Her talk was all of woodland things, Of little lives that pass Away in one green afternoon, Deep in the haunted grass;
For she had come from fairyland, The morning of a day When the world that still was April Was turning into May.
Green leaves and silence and two eyes — 'T was so she seemed to me, A silver shadow of the woods, Whisper and mystery.
I looked into her woodland eyes, And all my heart was hers, And then I led her by the hand Home up my marble stairs;
And all my granite and my gold Was hers for her green eyes, And all my sinful heart was hers From sunset to sunrise;
I gave her all delight and ease That God had given to me, I listened to fulfill her dreams, Rapt with expectancy.

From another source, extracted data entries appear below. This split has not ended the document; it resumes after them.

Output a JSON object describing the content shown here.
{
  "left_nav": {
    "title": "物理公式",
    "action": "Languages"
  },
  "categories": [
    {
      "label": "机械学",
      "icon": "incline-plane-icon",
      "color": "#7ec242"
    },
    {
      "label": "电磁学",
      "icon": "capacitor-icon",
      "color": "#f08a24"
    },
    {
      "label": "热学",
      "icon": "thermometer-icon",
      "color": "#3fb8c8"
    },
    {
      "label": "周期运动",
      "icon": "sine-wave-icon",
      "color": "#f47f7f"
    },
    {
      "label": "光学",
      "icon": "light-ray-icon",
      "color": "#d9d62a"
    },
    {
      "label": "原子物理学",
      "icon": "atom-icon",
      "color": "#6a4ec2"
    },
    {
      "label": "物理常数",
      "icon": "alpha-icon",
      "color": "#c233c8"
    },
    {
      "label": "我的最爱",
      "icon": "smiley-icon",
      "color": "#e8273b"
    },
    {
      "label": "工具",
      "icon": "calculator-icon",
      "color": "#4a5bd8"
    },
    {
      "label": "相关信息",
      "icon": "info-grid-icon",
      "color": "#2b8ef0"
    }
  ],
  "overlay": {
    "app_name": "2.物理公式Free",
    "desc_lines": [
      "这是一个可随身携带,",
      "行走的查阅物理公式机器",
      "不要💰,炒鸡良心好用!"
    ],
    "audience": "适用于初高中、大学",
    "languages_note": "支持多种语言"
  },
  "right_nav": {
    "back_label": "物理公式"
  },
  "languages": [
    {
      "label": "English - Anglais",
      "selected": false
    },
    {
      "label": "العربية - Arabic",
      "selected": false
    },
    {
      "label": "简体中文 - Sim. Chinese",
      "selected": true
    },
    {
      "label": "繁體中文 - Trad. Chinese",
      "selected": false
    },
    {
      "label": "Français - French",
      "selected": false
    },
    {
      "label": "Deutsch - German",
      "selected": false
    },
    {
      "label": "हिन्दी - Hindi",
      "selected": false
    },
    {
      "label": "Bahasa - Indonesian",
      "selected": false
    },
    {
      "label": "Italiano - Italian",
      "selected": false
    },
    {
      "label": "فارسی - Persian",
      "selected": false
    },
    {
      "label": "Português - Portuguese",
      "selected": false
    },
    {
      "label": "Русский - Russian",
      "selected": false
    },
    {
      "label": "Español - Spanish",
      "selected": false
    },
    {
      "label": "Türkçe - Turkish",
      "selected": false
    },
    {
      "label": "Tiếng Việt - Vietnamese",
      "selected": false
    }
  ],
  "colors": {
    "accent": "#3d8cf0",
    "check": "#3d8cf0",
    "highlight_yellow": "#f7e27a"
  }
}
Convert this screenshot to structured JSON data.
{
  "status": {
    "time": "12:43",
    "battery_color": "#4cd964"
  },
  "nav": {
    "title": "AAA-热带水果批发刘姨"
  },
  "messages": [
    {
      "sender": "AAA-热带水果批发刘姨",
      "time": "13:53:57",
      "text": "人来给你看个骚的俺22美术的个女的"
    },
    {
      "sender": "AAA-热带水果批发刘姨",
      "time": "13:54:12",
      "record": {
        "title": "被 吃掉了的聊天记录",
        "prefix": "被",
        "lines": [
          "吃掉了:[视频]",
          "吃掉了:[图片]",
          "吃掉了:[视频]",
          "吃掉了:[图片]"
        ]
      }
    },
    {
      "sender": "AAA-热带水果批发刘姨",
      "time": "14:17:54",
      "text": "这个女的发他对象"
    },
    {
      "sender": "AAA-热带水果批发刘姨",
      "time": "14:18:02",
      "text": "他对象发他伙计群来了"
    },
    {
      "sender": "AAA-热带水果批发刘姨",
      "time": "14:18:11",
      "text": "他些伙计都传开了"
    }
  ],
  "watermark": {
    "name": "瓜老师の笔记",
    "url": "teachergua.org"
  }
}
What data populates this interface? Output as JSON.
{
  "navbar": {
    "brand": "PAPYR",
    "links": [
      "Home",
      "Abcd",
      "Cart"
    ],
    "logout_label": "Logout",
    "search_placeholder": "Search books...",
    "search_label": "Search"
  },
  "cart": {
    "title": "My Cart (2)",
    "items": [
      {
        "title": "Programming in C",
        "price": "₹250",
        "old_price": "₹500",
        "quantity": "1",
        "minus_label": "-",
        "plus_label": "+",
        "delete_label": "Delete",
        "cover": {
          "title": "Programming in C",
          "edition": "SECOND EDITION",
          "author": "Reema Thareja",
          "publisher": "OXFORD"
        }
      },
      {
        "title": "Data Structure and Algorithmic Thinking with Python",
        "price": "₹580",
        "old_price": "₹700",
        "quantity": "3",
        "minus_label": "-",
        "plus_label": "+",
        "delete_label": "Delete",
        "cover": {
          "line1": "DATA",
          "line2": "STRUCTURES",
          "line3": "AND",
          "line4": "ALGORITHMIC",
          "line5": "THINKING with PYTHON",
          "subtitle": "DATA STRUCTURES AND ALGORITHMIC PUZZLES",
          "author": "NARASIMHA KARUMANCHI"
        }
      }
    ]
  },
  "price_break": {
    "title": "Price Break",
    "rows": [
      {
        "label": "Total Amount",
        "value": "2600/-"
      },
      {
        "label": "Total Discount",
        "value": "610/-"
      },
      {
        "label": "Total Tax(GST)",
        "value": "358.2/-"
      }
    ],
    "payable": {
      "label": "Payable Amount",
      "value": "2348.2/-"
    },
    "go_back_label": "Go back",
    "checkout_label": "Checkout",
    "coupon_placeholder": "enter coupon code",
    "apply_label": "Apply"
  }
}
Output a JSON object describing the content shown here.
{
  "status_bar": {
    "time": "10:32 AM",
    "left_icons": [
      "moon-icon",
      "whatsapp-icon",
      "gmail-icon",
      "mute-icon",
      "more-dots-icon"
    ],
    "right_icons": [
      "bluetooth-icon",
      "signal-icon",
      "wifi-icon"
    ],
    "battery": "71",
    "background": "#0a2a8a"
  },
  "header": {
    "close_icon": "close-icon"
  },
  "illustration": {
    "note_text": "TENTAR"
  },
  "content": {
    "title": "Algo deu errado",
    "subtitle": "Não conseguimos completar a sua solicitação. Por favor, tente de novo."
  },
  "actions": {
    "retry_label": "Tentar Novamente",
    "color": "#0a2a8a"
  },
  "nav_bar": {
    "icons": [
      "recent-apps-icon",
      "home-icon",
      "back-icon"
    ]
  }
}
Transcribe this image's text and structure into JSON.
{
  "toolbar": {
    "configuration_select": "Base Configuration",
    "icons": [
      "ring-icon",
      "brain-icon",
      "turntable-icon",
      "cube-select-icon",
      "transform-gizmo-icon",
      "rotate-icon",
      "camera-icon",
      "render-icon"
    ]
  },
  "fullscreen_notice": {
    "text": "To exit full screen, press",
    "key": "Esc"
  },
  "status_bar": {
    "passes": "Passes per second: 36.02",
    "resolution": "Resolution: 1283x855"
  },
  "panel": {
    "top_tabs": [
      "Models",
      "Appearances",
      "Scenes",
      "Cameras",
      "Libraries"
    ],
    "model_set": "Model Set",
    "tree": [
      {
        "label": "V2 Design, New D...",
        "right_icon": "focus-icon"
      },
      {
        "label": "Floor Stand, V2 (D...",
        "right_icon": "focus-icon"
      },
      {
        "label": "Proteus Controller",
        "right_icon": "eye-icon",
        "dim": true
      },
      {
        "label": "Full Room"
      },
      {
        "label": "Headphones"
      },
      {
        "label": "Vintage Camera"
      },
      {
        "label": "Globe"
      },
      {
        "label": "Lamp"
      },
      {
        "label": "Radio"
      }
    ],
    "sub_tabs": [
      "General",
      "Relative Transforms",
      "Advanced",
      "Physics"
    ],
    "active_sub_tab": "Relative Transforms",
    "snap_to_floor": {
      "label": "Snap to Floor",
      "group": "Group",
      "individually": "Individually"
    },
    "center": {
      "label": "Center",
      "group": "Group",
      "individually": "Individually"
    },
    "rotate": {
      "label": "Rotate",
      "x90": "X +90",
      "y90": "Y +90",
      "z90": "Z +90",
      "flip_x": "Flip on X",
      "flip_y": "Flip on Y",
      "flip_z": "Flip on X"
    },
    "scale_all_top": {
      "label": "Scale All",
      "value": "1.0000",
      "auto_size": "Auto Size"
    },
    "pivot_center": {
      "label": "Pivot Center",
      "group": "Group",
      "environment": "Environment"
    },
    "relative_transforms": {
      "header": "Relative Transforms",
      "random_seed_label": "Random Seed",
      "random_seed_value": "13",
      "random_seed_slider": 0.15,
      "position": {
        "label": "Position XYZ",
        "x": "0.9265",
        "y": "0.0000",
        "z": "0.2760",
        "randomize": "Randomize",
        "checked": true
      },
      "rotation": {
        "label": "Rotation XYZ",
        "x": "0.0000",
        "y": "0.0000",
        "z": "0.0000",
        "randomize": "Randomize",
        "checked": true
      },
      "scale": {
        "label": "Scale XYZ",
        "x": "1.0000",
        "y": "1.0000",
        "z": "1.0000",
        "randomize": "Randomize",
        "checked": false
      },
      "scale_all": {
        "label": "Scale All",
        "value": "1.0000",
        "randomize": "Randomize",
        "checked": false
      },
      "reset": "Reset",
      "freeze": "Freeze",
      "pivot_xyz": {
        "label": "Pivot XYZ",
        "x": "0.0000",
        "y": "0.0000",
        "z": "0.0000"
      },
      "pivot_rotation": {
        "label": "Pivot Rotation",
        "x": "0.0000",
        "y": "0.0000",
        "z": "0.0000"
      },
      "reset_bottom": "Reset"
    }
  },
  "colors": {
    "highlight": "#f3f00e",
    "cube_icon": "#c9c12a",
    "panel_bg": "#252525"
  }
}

But all I gave, and all I did, Brought but a weary smile Of gratitude upon her face; As though a little while,
She loitered in magnificence Of marble and of gold And waited to be home again When the dull tale was told.
Sometimes, in the chill galleries, Unseen, she deemed, unheard, I found her dancing like a leaf And singing like a bird.
So lone a thing I never saw In lonely earth or sky, So merry and so sad a thing, One sad, one laughing, eye.
There came a day when on her heart A wildwood blossom lay, And the world that still was April Was turning into May.
In the green eyes I saw a smile That turned my heart to stone: My wife that came from fairyland No longer was alone.
For there had come a little hand To show the green way home, Home through the leaves, home through the dew, Home through the greenwood — home.